Special Relativity, Spring '10

Homework 2

1. As in Mermin's example, suppose the ball moves east in the train frame at 5 ft/sec, and the train moves east in the track frame at 10 ft/sec. What is the ball's velocity in the track frame? Use equation (2.1) and be explicit about which thing is X, which is Y, and which is Z. (In other words, show me that you can derive the obvious and correct answer to this question using the equation.)

2. In the last few paragraphs of the chapter, Mermin raises the daunting possibility that maybe "one second of train time" and "one second of track time" aren't the same amount of time. Let's explore this further. Suppose it's just given that all the clocks on the train run slow by exactly a factor of two -- i.e., "one second of train time" is equal to "two seconds of track time". It will be convenient here to just define two distinct time units: the "train-second" and the "track-second". And then what we're just accepting as given is that they are related this way: 1 train-second = 2 track-seconds. Now finally the actual question: suppose (as in Mermin's example) that the ball moves east in the train frame at 5 ft/sec -- i.e., 5 ft/sec as measured by people on the train -- i.e., its speed is 5 ft/train-sec. And suppose that the train moves east in the track frame at 10 ft/sec -- i.e., its speed is 10 ft/track-sec. What is the speed of the ball in the track frame?

3. In this same weird scenario (where 1 train-second = 2 track-seconds), what is the speed of the track in the train frame? Does this contradict Mermin's equation (2.2) and the discussion surrounding it?
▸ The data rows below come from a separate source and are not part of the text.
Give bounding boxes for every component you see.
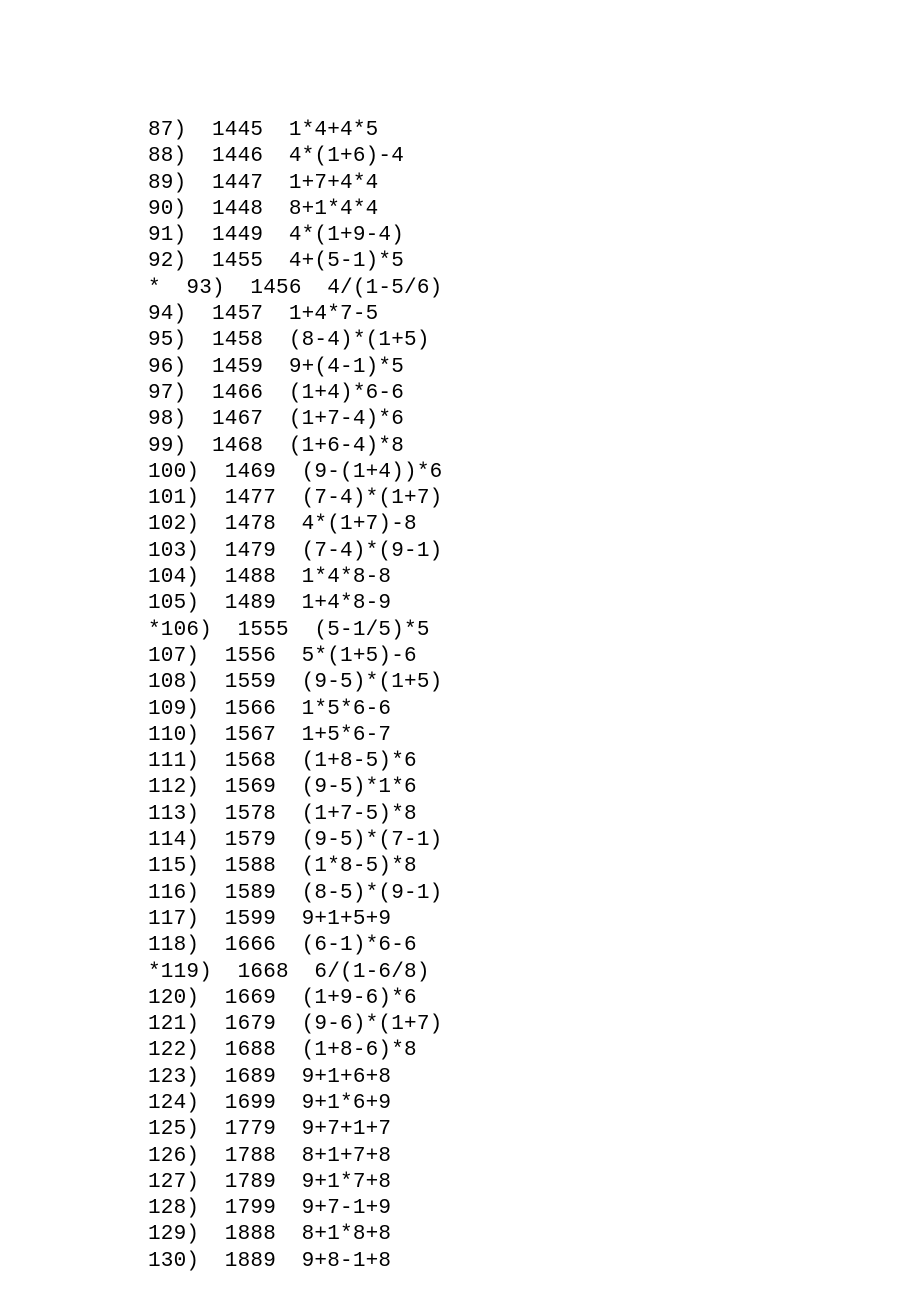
list-item: false12517799+7+1+7125) 1779 9+7+1+7 — [148, 1117, 920, 1143]
list-item: false9014488+1*4*490) 1448 8+1*4*4 — [148, 197, 920, 223]
row-text: 96) 1459 9+(4-1)*5 — [148, 356, 404, 379]
list-item: false971466(1+4)*6-697) 1466 (1+4)*6-6 — [148, 381, 920, 407]
row-text: 118) 1666 (6-1)*6-6 — [148, 934, 417, 957]
row-text: 105) 1489 1+4*8-9 — [148, 592, 391, 615]
list-item: false9614599+(4-1)*596) 1459 9+(4-1)*5 — [148, 355, 920, 381]
row-text: 112) 1569 (9-5)*1*6 — [148, 776, 417, 799]
list-item: false951458(8-4)*(1+5)95) 1458 (8-4)*(1+… — [148, 328, 920, 354]
row-text: 121) 1679 (9-6)*(1+7) — [148, 1013, 442, 1036]
row-text: 115) 1588 (1*8-5)*8 — [148, 855, 417, 878]
list-item: false10715565*(1+5)-6107) 1556 5*(1+5)-6 — [148, 644, 920, 670]
list-item: false12918888+1*8+8129) 1888 8+1*8+8 — [148, 1222, 920, 1248]
list-item: false991468(1+6-4)*899) 1468 (1+6-4)*8 — [148, 434, 920, 460]
list-item: false1161589(8-5)*(9-1)116) 1589 (8-5)*(… — [148, 881, 920, 907]
list-item: false1001469(9-(1+4))*6100) 1469 (9-(1+4… — [148, 460, 920, 486]
row-text: 94) 1457 1+4*7-5 — [148, 303, 378, 326]
row-text: *119) 1668 6/(1-6/8) — [148, 961, 430, 984]
row-text: 124) 1699 9+1*6+9 — [148, 1092, 391, 1115]
list-item: false1081559(9-5)*(1+5)108) 1559 (9-5)*(… — [148, 670, 920, 696]
row-text: 97) 1466 (1+4)*6-6 — [148, 382, 404, 405]
row-text: 128) 1799 9+7-1+9 — [148, 1197, 391, 1220]
list-item: false1211679(9-6)*(1+7)121) 1679 (9-6)*(… — [148, 1012, 920, 1038]
list-item: false8914471+7+4*489) 1447 1+7+4*4 — [148, 171, 920, 197]
row-text: 110) 1567 1+5*6-7 — [148, 724, 391, 747]
row-text: 129) 1888 8+1*8+8 — [148, 1223, 391, 1246]
list-item: false1141579(9-5)*(7-1)114) 1579 (9-5)*(… — [148, 828, 920, 854]
row-text: 120) 1669 (1+9-6)*6 — [148, 987, 417, 1010]
list-item: false1111568(1+8-5)*6111) 1568 (1+8-5)*6 — [148, 749, 920, 775]
row-text: 126) 1788 8+1+7+8 — [148, 1145, 391, 1168]
row-text: 100) 1469 (9-(1+4))*6 — [148, 461, 442, 484]
list-item: false11715999+1+5+9117) 1599 9+1+5+9 — [148, 907, 920, 933]
row-text: 99) 1468 (1+6-4)*8 — [148, 435, 404, 458]
list-item: true11916686/(1-6/8)*119) 1668 6/(1-6/8) — [148, 960, 920, 986]
list-item: false1121569(9-5)*1*6112) 1569 (9-5)*1*6 — [148, 775, 920, 801]
list-item: false1221688(1+8-6)*8122) 1688 (1+8-6)*8 — [148, 1038, 920, 1064]
list-item: true9314564/(1-5/6)* 93) 1456 4/(1-5/6) — [148, 276, 920, 302]
row-text: 123) 1689 9+1+6+8 — [148, 1066, 391, 1089]
row-text: 95) 1458 (8-4)*(1+5) — [148, 329, 430, 352]
row-text: 113) 1578 (1+7-5)*8 — [148, 803, 417, 826]
list-item: false10915661*5*6-6109) 1566 1*5*6-6 — [148, 697, 920, 723]
list-item: false1031479(7-4)*(9-1)103) 1479 (7-4)*(… — [148, 539, 920, 565]
list-item: false981467(1+7-4)*698) 1467 (1+7-4)*6 — [148, 407, 920, 433]
row-text: 127) 1789 9+1*7+8 — [148, 1171, 391, 1194]
row-text: 122) 1688 (1+8-6)*8 — [148, 1039, 417, 1062]
row-text: 102) 1478 4*(1+7)-8 — [148, 513, 417, 536]
list-item: false12817999+7-1+9128) 1799 9+7-1+9 — [148, 1196, 920, 1222]
list-item: false9114494*(1+9-4)91) 1449 4*(1+9-4) — [148, 223, 920, 249]
list-item: false1181666(6-1)*6-6118) 1666 (6-1)*6-6 — [148, 933, 920, 959]
list-item: false1151588(1*8-5)*8115) 1588 (1*8-5)*8 — [148, 854, 920, 880]
list-item: false12617888+1+7+8126) 1788 8+1+7+8 — [148, 1144, 920, 1170]
list-item: false13018899+8-1+8130) 1889 9+8-1+8 — [148, 1249, 920, 1275]
row-text: 98) 1467 (1+7-4)*6 — [148, 408, 404, 431]
row-text: 114) 1579 (9-5)*(7-1) — [148, 829, 442, 852]
list-item: false12416999+1*6+9124) 1699 9+1*6+9 — [148, 1091, 920, 1117]
solution-list: false8714451*4+4*587) 1445 1*4+4*5false8… — [0, 0, 920, 1275]
row-text: 116) 1589 (8-5)*(9-1) — [148, 882, 442, 905]
row-text: 88) 1446 4*(1+6)-4 — [148, 145, 404, 168]
row-text: *106) 1555 (5-1/5)*5 — [148, 619, 430, 642]
row-text: 101) 1477 (7-4)*(1+7) — [148, 487, 442, 510]
list-item: false1201669(1+9-6)*6120) 1669 (1+9-6)*6 — [148, 986, 920, 1012]
row-text: 103) 1479 (7-4)*(9-1) — [148, 540, 442, 563]
list-item: true1061555(5-1/5)*5*106) 1555 (5-1/5)*5 — [148, 618, 920, 644]
row-text: 90) 1448 8+1*4*4 — [148, 198, 378, 221]
row-text: 87) 1445 1*4+4*5 — [148, 119, 378, 142]
list-item: false9414571+4*7-594) 1457 1+4*7-5 — [148, 302, 920, 328]
row-text: 108) 1559 (9-5)*(1+5) — [148, 671, 442, 694]
row-text: 104) 1488 1*4*8-8 — [148, 566, 391, 589]
row-text: 125) 1779 9+7+1+7 — [148, 1118, 391, 1141]
list-item: false10214784*(1+7)-8102) 1478 4*(1+7)-8 — [148, 512, 920, 538]
list-item: false1011477(7-4)*(1+7)101) 1477 (7-4)*(… — [148, 486, 920, 512]
row-text: 109) 1566 1*5*6-6 — [148, 698, 391, 721]
row-text: 91) 1449 4*(1+9-4) — [148, 224, 404, 247]
list-item: false12717899+1*7+8127) 1789 9+1*7+8 — [148, 1170, 920, 1196]
row-text: 111) 1568 (1+8-5)*6 — [148, 750, 417, 773]
list-item: false1131578(1+7-5)*8113) 1578 (1+7-5)*8 — [148, 802, 920, 828]
list-item: false8814464*(1+6)-488) 1446 4*(1+6)-4 — [148, 144, 920, 170]
list-item: false12316899+1+6+8123) 1689 9+1+6+8 — [148, 1065, 920, 1091]
list-item: false10514891+4*8-9105) 1489 1+4*8-9 — [148, 591, 920, 617]
list-item: false11015671+5*6-7110) 1567 1+5*6-7 — [148, 723, 920, 749]
row-text: 107) 1556 5*(1+5)-6 — [148, 645, 417, 668]
row-text: * 93) 1456 4/(1-5/6) — [148, 277, 442, 300]
row-text: 117) 1599 9+1+5+9 — [148, 908, 391, 931]
list-item: false8714451*4+4*587) 1445 1*4+4*5 — [148, 118, 920, 144]
list-item: false10414881*4*8-8104) 1488 1*4*8-8 — [148, 565, 920, 591]
list-item: false9214554+(5-1)*592) 1455 4+(5-1)*5 — [148, 249, 920, 275]
row-text: 130) 1889 9+8-1+8 — [148, 1250, 391, 1273]
row-text: 89) 1447 1+7+4*4 — [148, 172, 378, 195]
row-text: 92) 1455 4+(5-1)*5 — [148, 250, 404, 273]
4. Same sort of deal, but let's change the numbers. Suppose the train is moving at 2 ft/sec in the track frame, and the ball is moving at 5 ft/sec in the train frame. But now both the time and distance units will be distorted. As before, let's say 1 train-second = 2 track-seconds. And similarly, suppose that 5 train-feet = 6 track-feet. Question: what is the speed of the ball in the track frame? Why is this interesting?

5. When the time and distance units in the two frames are different (as in the last couple of questions), is Equation (2.1) still true? Explain why or why not.

6. We've been contemplating the possibility that (e.g) "one second of track time" and "one second of train time" might not be equal. But... come on! What in the world could that even mean? For example, suppose there's a grandfather clock on the train, and you look at it through the window as it passes you. (You're standing at the station.) What would it look like? What would goings-on on the station platform look like if you were on the train looking out the window?